The Ashland City Council is scheduled to take on a range of issues on Tuesday night, including restrictions on cellphone transmitter facilities, adoption of a $103.2 million budget, and finalization of a deer feeding ban and a tougher public camping ban.

Other hot topics include creating a downtown exclusion zone for repeat offenders, and reconsidering a previous decision to charge no fees when people opt out of having automatic utility "smart" meters on their property.

The council meets at 7 p.m. in the Ashland Civic Center Council Chambers, 1175 E. Main St.

When cellphone companies and other businesses want to install wireless communications facilities in Ashland, they must first show that co-locating where other facilities are already installed is not feasible.

If the company does not want to co-locate, it must pay an estimated $3,500 to $5,000 or more for a third-party review of its application.

City councilors will decide whether to approve a $103.2 million city government budget for the coming fiscal year, which starts July 1.

That budget would be an increase from this fiscal year's approved budget of $96.6 million.

New infrastructure projects account for much of the increase, with higher water and sewer rates paying for part of the work.

Regular city property tax rates would remain flat at almost $4.20 per $1,000 in assessed property value. That would cost the owner of a home assessed at $250,000 about $1,050.

Overall, city of Ashland property taxes will actually go up by about a dime per $1,000 in assessed property value because voters approved $3 million in bonds last year to replace Ashland Fire Station No. 2.

Councilors will hear a quarterly report on the city's economic development efforts, and a Southern Oregon University class will present information on a quality-of-life indicators project.
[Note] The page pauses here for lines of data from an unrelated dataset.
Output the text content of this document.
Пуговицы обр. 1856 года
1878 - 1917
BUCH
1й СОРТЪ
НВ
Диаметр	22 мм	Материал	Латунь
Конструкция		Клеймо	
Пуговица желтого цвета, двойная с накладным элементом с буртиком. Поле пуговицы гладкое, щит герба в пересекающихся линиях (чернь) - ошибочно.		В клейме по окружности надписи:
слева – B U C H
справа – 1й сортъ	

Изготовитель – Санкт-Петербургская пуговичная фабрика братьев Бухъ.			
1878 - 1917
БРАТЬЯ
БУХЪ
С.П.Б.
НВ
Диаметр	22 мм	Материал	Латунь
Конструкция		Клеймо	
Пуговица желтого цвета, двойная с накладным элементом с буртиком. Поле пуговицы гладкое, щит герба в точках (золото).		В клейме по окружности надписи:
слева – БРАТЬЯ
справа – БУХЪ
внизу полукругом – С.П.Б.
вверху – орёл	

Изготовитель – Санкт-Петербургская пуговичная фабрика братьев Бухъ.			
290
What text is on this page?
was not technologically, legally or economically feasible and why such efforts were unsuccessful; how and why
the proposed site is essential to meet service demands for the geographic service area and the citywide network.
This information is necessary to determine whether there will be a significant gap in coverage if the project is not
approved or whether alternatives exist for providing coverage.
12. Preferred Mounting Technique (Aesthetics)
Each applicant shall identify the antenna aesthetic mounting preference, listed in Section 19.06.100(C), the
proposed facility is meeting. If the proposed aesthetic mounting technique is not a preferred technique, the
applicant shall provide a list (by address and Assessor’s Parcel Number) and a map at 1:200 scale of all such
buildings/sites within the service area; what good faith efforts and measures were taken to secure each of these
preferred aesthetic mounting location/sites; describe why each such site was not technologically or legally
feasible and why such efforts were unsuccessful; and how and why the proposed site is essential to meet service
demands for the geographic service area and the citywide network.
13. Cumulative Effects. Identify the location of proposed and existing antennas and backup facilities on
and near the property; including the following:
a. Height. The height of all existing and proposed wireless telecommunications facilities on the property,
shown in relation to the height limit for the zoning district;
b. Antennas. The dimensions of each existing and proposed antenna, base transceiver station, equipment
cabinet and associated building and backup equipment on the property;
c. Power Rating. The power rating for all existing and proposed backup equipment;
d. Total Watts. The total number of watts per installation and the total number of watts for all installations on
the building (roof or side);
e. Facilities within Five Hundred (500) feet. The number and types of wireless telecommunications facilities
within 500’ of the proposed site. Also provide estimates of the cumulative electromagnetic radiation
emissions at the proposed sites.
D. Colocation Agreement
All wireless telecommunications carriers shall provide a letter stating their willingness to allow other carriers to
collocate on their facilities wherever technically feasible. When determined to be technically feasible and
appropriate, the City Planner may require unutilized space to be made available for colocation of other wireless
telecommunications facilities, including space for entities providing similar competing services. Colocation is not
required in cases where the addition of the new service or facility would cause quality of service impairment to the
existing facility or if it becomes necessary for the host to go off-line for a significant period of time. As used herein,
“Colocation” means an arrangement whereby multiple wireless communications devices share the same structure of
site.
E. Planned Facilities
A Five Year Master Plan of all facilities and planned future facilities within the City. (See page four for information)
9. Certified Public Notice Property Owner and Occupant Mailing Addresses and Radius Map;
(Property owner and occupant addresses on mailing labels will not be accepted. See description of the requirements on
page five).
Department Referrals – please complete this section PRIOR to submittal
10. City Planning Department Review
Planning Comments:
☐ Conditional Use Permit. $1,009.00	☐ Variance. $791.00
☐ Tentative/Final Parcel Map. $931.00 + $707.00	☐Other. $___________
Councilors are also scheduled to finalize their previous approval of tighter rules for the city's ban on camping in public places, which often affects homeless people.

They are likely to finalize a ban against the intentional feeding of deer, wild turkeys, raccoons, bears, cougars, coyotes and wolves.

Nearing the end of the agenda, councilors will consider a new law that would ban people from the downtown if they commit three or more offenses there in a six-month period. Frequent offenders would be banned for three months, and would be arrested and taken to jail if found downtown.

The law includes some exceptions, including that the person could enter downtown to go to work or to keep a medical appointment.

Last on the agenda, councilors may reconsider their previous decision to allow residents to forgo "smart" meters on their property for no fee.

Smart meters send out radiofrequency signals, shortening meter reading time and smoothing the utility billing process, but some residents fear the signals could harm their health.

City staff members have proposed a free initial opt-out provision. But if residents missed opt-out deadlines and then wanted to opt out, they would be charged $60.

People who opt out of having smart meters would also be charged $5 monthly fees to cover extra meter reading costs, under the staff proposal.

In May, staff members had proposed a $120 opt-out fee, plus monthly $20 charges, but a council majority rejected those fees.

If councilors don't reach all agenda items, the remaining items will be pushed to future meetings.